Botanically called Cyperus esculentus, tigernut belongs to the Cyperaceae family. It is commonly known as earth almond, tiger nut, chufa, yellow nutsedge and Zulu nuts. It is known in Nigeria as aya in Hausa, ofio in Yoruba and akiausa in Ibo where three varieties (black, brown and yellow) are cultivated. Among these, only two varieties, yellow and brown are readily available in the market.

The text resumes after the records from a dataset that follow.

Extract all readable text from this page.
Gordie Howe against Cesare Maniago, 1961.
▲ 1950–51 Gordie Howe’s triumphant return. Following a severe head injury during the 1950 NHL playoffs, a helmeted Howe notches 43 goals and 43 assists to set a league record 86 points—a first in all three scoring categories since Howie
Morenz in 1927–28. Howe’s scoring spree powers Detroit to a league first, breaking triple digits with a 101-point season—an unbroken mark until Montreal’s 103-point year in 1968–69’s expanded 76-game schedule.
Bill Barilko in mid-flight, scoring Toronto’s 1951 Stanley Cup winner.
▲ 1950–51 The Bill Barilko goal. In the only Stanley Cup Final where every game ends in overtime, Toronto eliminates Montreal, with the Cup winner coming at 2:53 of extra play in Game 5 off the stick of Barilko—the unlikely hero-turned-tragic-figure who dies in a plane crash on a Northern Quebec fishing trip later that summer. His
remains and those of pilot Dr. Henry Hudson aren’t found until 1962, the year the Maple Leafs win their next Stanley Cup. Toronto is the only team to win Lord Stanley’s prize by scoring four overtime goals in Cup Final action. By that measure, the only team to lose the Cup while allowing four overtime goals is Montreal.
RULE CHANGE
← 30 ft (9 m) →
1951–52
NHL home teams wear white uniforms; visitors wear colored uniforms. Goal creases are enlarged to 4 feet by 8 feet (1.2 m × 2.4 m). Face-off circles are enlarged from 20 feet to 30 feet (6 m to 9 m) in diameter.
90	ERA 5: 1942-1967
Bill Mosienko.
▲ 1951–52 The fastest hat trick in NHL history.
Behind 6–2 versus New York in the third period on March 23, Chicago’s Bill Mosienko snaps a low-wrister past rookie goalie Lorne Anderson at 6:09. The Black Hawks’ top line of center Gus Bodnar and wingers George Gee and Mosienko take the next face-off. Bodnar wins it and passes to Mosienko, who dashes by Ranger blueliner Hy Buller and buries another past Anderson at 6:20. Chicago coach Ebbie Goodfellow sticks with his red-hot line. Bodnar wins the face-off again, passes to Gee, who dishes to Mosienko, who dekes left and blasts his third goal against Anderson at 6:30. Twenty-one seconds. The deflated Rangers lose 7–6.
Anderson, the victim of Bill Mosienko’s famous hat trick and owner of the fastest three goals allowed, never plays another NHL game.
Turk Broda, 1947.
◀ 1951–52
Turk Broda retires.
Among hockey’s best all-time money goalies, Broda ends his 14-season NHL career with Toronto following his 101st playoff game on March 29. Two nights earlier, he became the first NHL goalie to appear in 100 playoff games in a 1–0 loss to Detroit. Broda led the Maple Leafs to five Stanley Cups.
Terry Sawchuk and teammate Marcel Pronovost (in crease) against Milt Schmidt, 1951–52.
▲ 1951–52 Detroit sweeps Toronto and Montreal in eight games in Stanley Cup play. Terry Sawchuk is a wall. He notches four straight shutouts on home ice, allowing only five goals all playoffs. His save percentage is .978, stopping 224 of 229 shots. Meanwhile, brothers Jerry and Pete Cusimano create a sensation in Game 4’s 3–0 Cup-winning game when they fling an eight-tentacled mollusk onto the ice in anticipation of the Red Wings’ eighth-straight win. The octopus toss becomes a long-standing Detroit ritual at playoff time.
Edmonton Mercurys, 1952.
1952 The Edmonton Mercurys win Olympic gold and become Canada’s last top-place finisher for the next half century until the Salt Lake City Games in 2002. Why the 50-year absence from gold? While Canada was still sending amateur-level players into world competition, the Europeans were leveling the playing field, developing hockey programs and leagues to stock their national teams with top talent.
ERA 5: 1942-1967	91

The yellow variety is preferred to all other varieties because of its inherent properties like its bigger size, attractive colour and fresher body.Tiger nut can be eaten raw, roasted, dried, baked or be made into a refreshing beverage called tigernut milk. The biologically active compounds in tiger nut include as follows: alkaloids, saponins, flavonoids, glycosides, phenols, steroids, phlobatannins, and terpenoids. Cyperus esculentus has the high contents of Vitamins (A, C, D, and E), minerals (sodium, calcium, iron, zinc, potassium, magnesium, and phosphorus), protein, starch, and fat.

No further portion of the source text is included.